Messana O’Rorke Building Blocks
The Jewel Box features the bed of a studio apartment strategically hidden behind gold doors

Messana says choosing projects to include—25 total to represent the number of years they’ve been practicing—was difficult but represents their best work together and the progression and development of their ideas.

SkinCare Lab was the first project in which we could fully execute some of the ideas we had been thinking about: form, space, scale, light, repetition, discovery, “off the shelf” items and artists such as Dan Flavin and Donald Judd,” he says. “Ten Broeck Cottage put us on the map. Juxtaposition, which we had been exploring in previous projects, revealed itself as “old and new,” separating each with a 12-inch glass gasket vertically and horizontally.”

Messana O’Rorke Building Blocks
The living room at Ten Broeck Cottage

He also calls out the Jewel Box, an innovative take on a New York studio apartment that gives the illusion of spaciousness thanks to an abstract cube that O’Rorke says “is both hidden and the focus.” This project in particular has won more than a dozen awards.

“We often think of our spaces as a retreat from the frenetic world around us,” O’Rorke sys. “Obviously, this applies more to urban residential projects, but ultimately we would want people to feel calm, relaxed and content in any space we design. We want our spaces to be passively stimulating as time progresses, whether that’s light changing through the day and year and from natural to artificial. We want our work to stimulate the senses on a slow burn with new aspects that take time to become apparent.”

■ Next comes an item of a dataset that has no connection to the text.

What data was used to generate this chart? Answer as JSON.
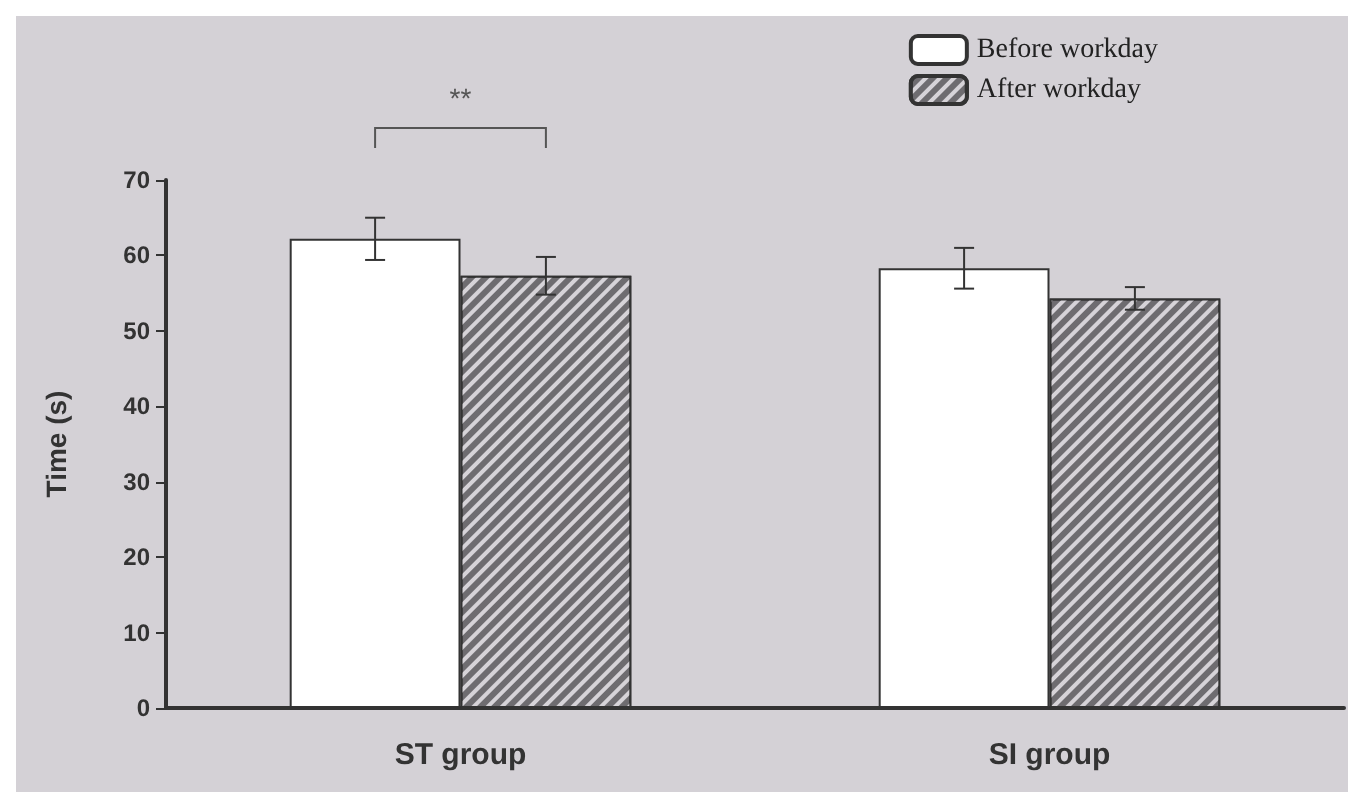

Messana O’Rorke Building Blocks
A rendering of a new project

Above all, the book highlights what architecture and design means to them, which is viewing architecture as a way of investigating, resolving problems and creating a response.

“Nothing excites us more than hearing from a client that they were not expecting so much depth of thought and richness of experience in their project,” he says. “We spend an inordinate amount of time contemplating how our clients or users will occupy our spaces. Scale, form and light are constant preoccupations.”